Debbie’s mom turned 80 in 1997, and Debbie decided she was going to pull a fast one on her. For various reasons, Debbie’s mom hadn’t been back to her hometown in decades—mostly because she had suffered a stroke years before we met that left her paralyzed on her right side, so going anywhere on her own was impossible.

Debbie had asked her mom several times if she had wanted to have us take her to visit after Debbie had re-established contact with her extended family, but she always said no. It wasn’t as though there was any bad blood, as far as I remember; Debbie’s mom just had no interest in going back to Manchester.

But she had no choice if she were kidnapped, and that’s what Debbie set out to do. She insisted to me that her mom wouldn’t know where she was until we got there, and she would be glad once she did get there. OK, I decided to be an accomplice to her little scheme. Debbie called the family, and they all said they’d be delighted to host a surprise 80th birthday party.

So we went over to pick up Debbie’s mom on a warm May weekend day in Debbie’s new Accord, which was large enough to maneuver her mom into the car. I handled the heavy lifting—and driving—and we were on our way to an unknown destination to see her granddaughter, who was living in Portsmouth. Debbie’s mom wasn’t the dullest knife in the box and noticed a few things here and there that led her to ask, ‘this is the way to Manchester, isn’t it?’ Oh no. It just looks like it.
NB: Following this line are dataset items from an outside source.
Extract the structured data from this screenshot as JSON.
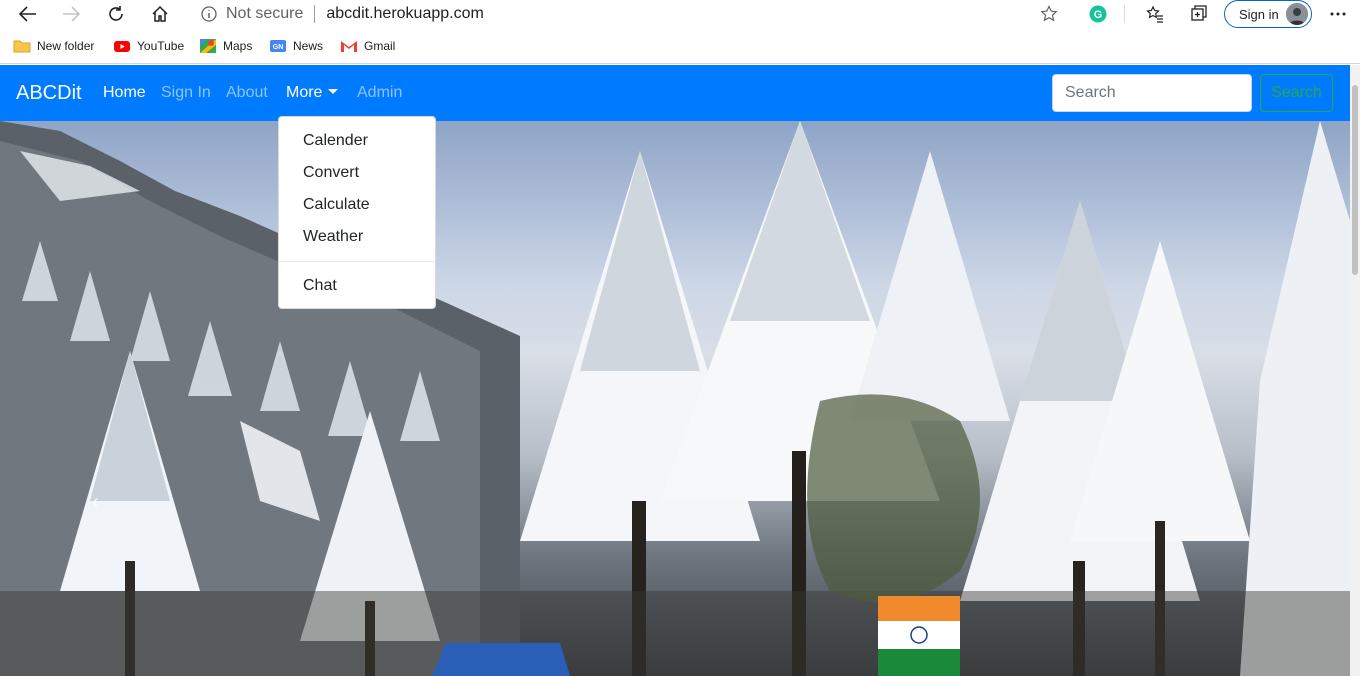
{
  "browser": {
    "security_text": "Not secure",
    "url": "abcdit.herokuapp.com",
    "signin_label": "Sign in",
    "bookmarks": [
      {
        "label": "New folder",
        "icon": "folder-icon"
      },
      {
        "label": "YouTube",
        "icon": "youtube-icon"
      },
      {
        "label": "Maps",
        "icon": "maps-icon"
      },
      {
        "label": "News",
        "icon": "news-icon"
      },
      {
        "label": "Gmail",
        "icon": "gmail-icon"
      }
    ]
  },
  "navbar": {
    "brand": "ABCDit",
    "links": [
      "Home",
      "Sign In",
      "About",
      "More",
      "Admin"
    ],
    "search_placeholder": "Search",
    "search_button": "Search",
    "color": "#007bff"
  },
  "dropdown": {
    "items": [
      "Calender",
      "Convert",
      "Calculate",
      "Weather"
    ],
    "extra": [
      "Chat"
    ]
  },
  "hero": {
    "prev_glyph": "‹"
  }
}
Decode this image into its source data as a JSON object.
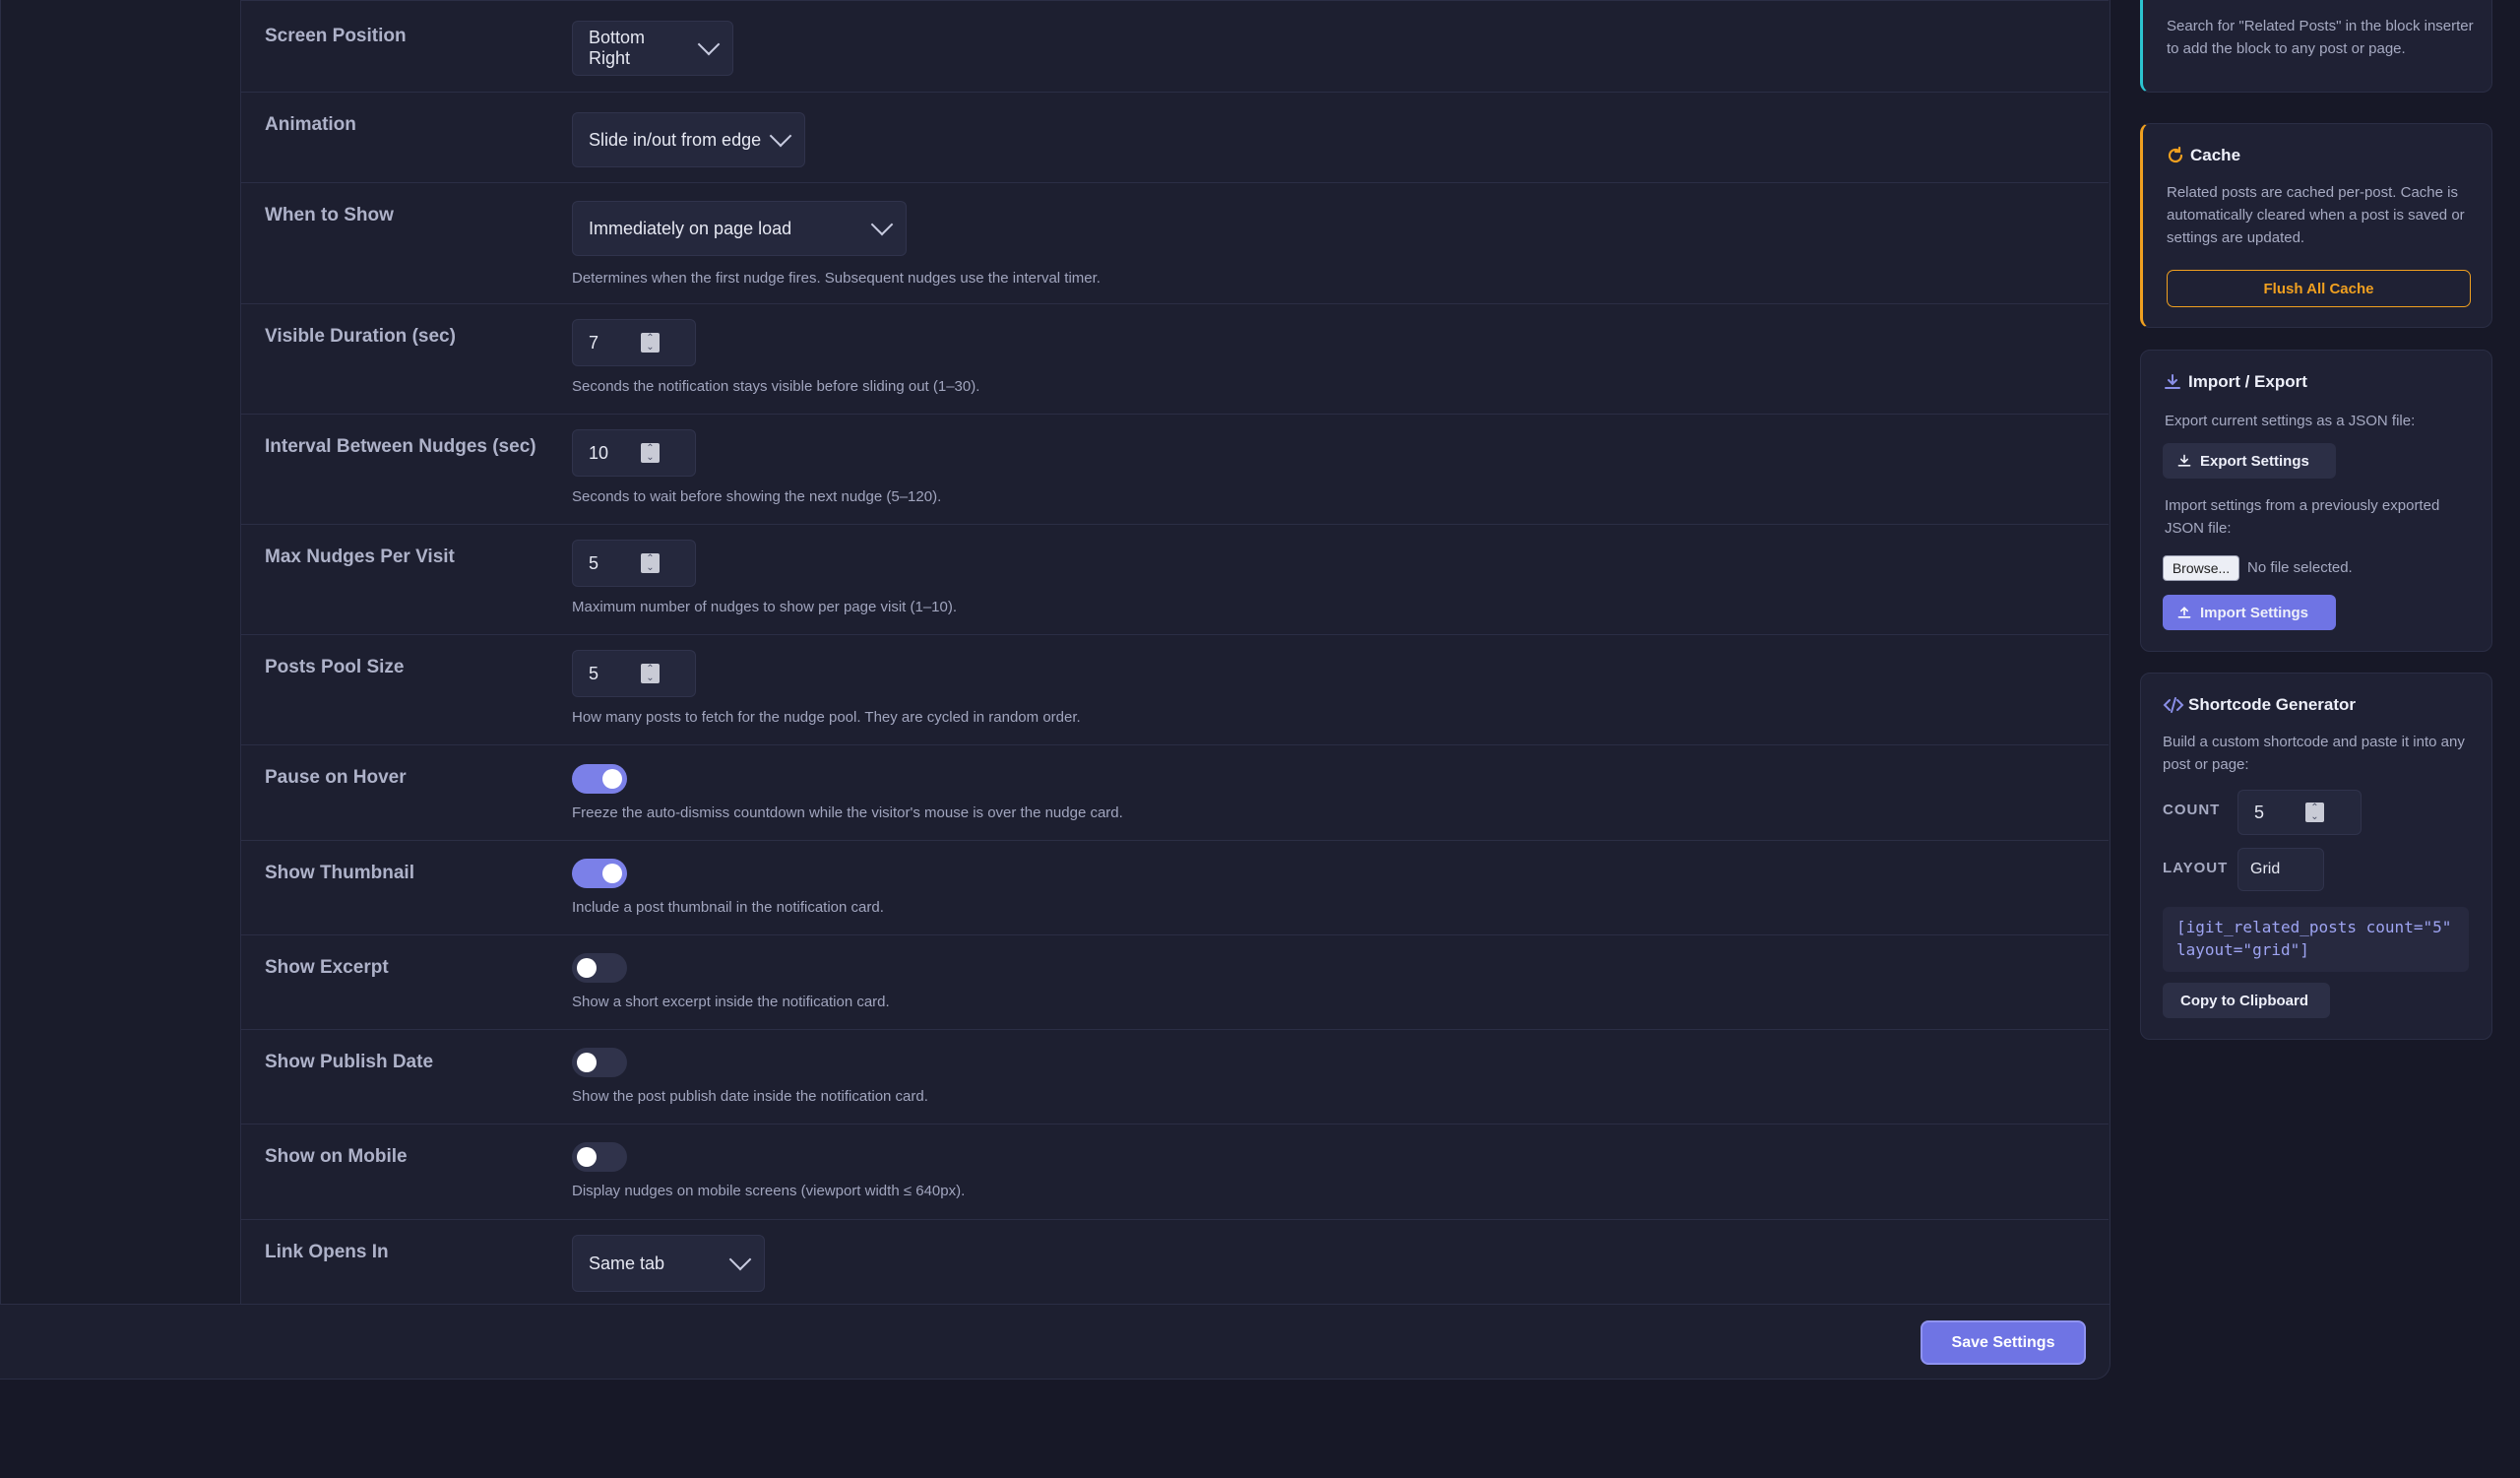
{
  "settings": {
    "screen_position": {
      "label": "Screen Position",
      "value": "Bottom Right"
    },
    "animation": {
      "label": "Animation",
      "value": "Slide in/out from edge"
    },
    "when_to_show": {
      "label": "When to Show",
      "value": "Immediately on page load",
      "desc": "Determines when the first nudge fires. Subsequent nudges use the interval timer."
    },
    "visible_duration": {
      "label": "Visible Duration (sec)",
      "value": "7",
      "desc": "Seconds the notification stays visible before sliding out (1–30)."
    },
    "interval": {
      "label": "Interval Between Nudges (sec)",
      "value": "10",
      "desc": "Seconds to wait before showing the next nudge (5–120)."
    },
    "max_nudges": {
      "label": "Max Nudges Per Visit",
      "value": "5",
      "desc": "Maximum number of nudges to show per page visit (1–10)."
    },
    "pool_size": {
      "label": "Posts Pool Size",
      "value": "5",
      "desc": "How many posts to fetch for the nudge pool. They are cycled in random order."
    },
    "pause_on_hover": {
      "label": "Pause on Hover",
      "on": true,
      "desc": "Freeze the auto-dismiss countdown while the visitor's mouse is over the nudge card."
    },
    "show_thumbnail": {
      "label": "Show Thumbnail",
      "on": true,
      "desc": "Include a post thumbnail in the notification card."
    },
    "show_excerpt": {
      "label": "Show Excerpt",
      "on": false,
      "desc": "Show a short excerpt inside the notification card."
    },
    "show_publish_date": {
      "label": "Show Publish Date",
      "on": false,
      "desc": "Show the post publish date inside the notification card."
    },
    "show_on_mobile": {
      "label": "Show on Mobile",
      "on": false,
      "desc": "Display nudges on mobile screens (viewport width ≤ 640px)."
    },
    "link_opens_in": {
      "label": "Link Opens In",
      "value": "Same tab"
    }
  },
  "footer": {
    "save_label": "Save Settings"
  },
  "sidebar": {
    "block_tip": {
      "text": "Search for \"Related Posts\" in the block inserter to add the block to any post or page."
    },
    "cache": {
      "title": "Cache",
      "text": "Related posts are cached per-post. Cache is automatically cleared when a post is saved or settings are updated.",
      "button": "Flush All Cache"
    },
    "import_export": {
      "title": "Import / Export",
      "export_text": "Export current settings as a JSON file:",
      "export_button": "Export Settings",
      "import_text": "Import settings from a previously exported JSON file:",
      "browse_button": "Browse...",
      "file_status": "No file selected.",
      "import_button": "Import Settings"
    },
    "shortcode": {
      "title": "Shortcode Generator",
      "text": "Build a custom shortcode and paste it into any post or page:",
      "count_label": "COUNT",
      "count_value": "5",
      "layout_label": "LAYOUT",
      "layout_value": "Grid",
      "code": "[igit_related_posts count=\"5\" layout=\"grid\"]",
      "copy_button": "Copy to Clipboard"
    }
  },
  "colors": {
    "accent": "#7b80e8",
    "cache_accent": "#f0a020",
    "tip_accent": "#2cc4d0"
  }
}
When I made the final turn, and she realized we were in fact in Manchester, she began to cry at whatever bad memories she had, but the same instant, we were at the aunt’s house—I can’t remember her name now—where the surprise party was, and a whole army of folks were at the door, opening it and helping her out of the car and hugging her. By the time I got out of the car to help, Debbie’s mom was already smiling and laughing—and very glad to be there, just as Debbie said.

We had a great party. There must have been two to three dozen people in that house, and she reconnected with a whole bunch of people, swapping old stories and occasionally waving a good-natured finger at me and Debbie for sneaking her down there against her will. When it finally was time to break up the party hours later, she asked us to drive her around town, so she could see some of the changes since the last time she had been.

As far as I know, that would be the last time she went to Manchester and saw any of her extended family. (Debbie’s mom died a couple of years after we broke up.) But Debbie and her family, and I guess me to a certain extent, made sure that that last time was a good visit.